The Irony of Soviet Modernism
How a 1975 blockbuster satirized the spread of a typical high-rise.

Still from The Irony of Fate (1975) by Eldar Ryazanov.
If you ask anyone who grew up in a Russian-speaking household they would tell you that the most famous Soviet movie isn’t anything by Sergei Eisenstein or Andrei Tarkovsky, but instead a two-part romcom.
Eldar Ryazanov’s 1975 blockbuster, The Irony of Fate (or Enjoy Your Bath!), has a plot that hinges on the uniformity of modernist Soviet housing. Zhenya Lukashin, the main character, is about to get married, so he and his friends get blackout drunk in a bathhouse. But they forget which one of them is supposed to take a plane to Leningrad that night. They decide it’s likely Zhenya, who wakes up a few hours later in a taxi taking him to his Moscow address (in Leningrad). So uniform is the city planning in the movie that in an absurdist twist his key ends up unlocking the flat. Soon after, Nadya who actually lives in the apartment arrives, only to find hapless (and pantless) Zhenya in her bed muttering comments about the rearranged furniture. After bickering about who the apartment in fact belongs to (the correct answer is “the state”), a few rude remarks about Nadya’s cooking and an encounter with her arrogant and jealous boyfriend, the two fall in love.
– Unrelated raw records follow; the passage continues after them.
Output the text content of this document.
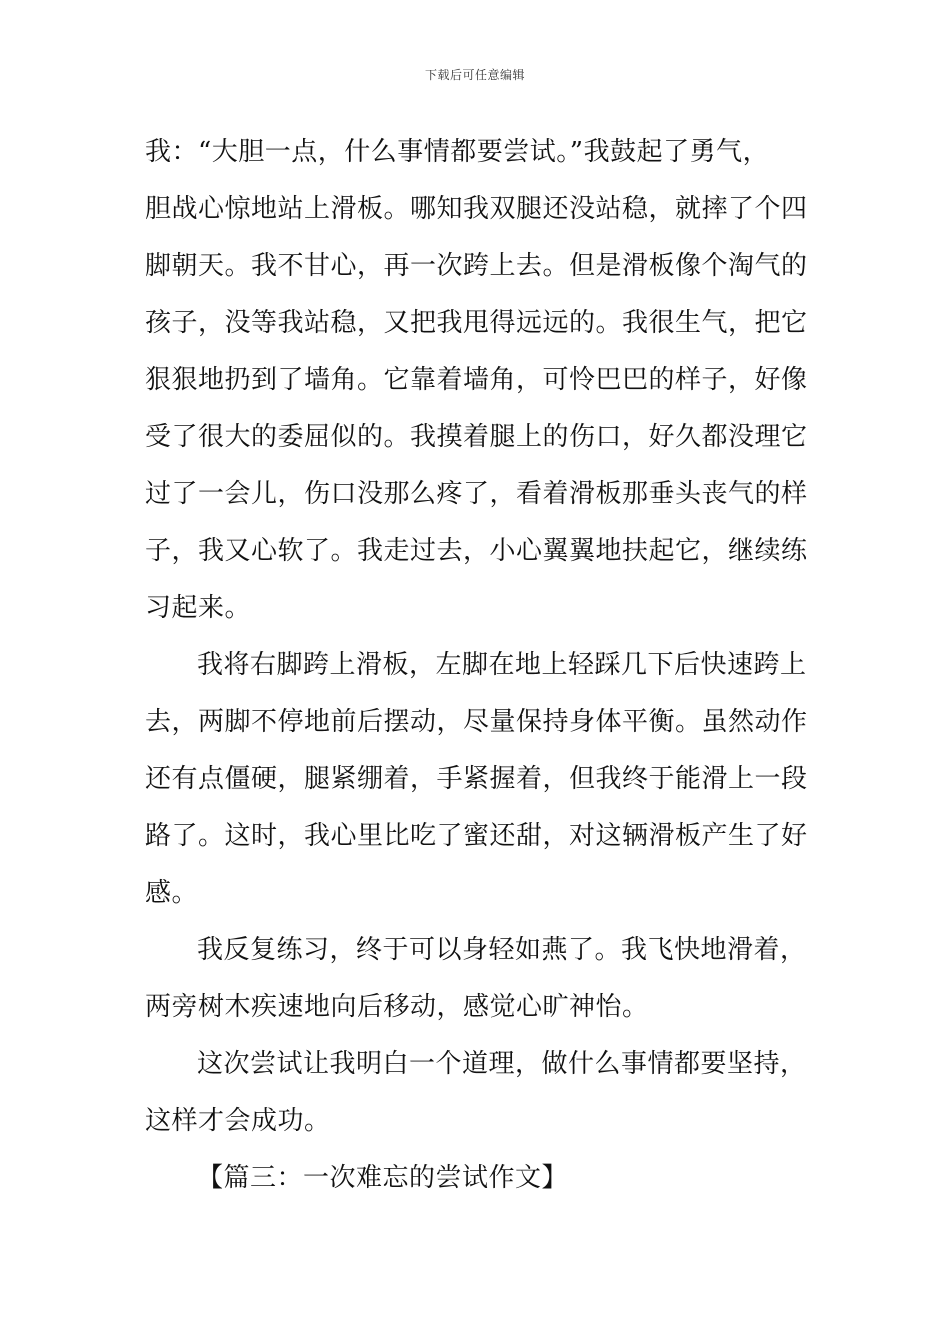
下载后可任意编辑
我：“大胆一点，什么事情都要尝试。”我鼓起了勇气，
胆战心惊地站上滑板。哪知我双腿还没站稳，就摔了个四
脚朝天。我不甘心，再一次跨上去。但是滑板像个淘气的
孩子，没等我站稳，又把我甩得远远的。我很生气，把它
狠狠地扔到了墙角。它靠着墙角，可怜巴巴的样子，好像
受了很大的委屈似的。我摸着腿上的伤口，好久都没理它
过了一会儿，伤口没那么疼了，看着滑板那垂头丧气的样
子，我又心软了。我走过去，小心翼翼地扶起它，继续练
习起来。
我将右脚跨上滑板，左脚在地上轻踩几下后快速跨上
去，两脚不停地前后摆动，尽量保持身体平衡。虽然动作
还有点僵硬，腿紧绷着，手紧握着，但我终于能滑上一段
路了。这时，我心里比吃了蜜还甜，对这辆滑板产生了好
感。
我反复练习，终于可以身轻如燕了。我飞快地滑着，
两旁树木疾速地向后移动，感觉心旷神怡。
这次尝试让我明白一个道理，做什么事情都要坚持，
这样才会成功。
【篇三：一次难忘的尝试作文】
It’s a lovely ending, but the opening of The Irony of Fate is even more striking. It’s a three-minute animation, drawn by Vitaliy Peskov, with a plot of its own. It begins with a suit-clad architect finishing a sketch of a few neoclassical buildings, adorned with moldings, arches, and multiple columns. One by one these decorative elements fall off as the number of approving signatures goes up. The final design is that of a solitary modernist high-rise that then comes alive and starts its march around the planet, multiplying in cinematic fades.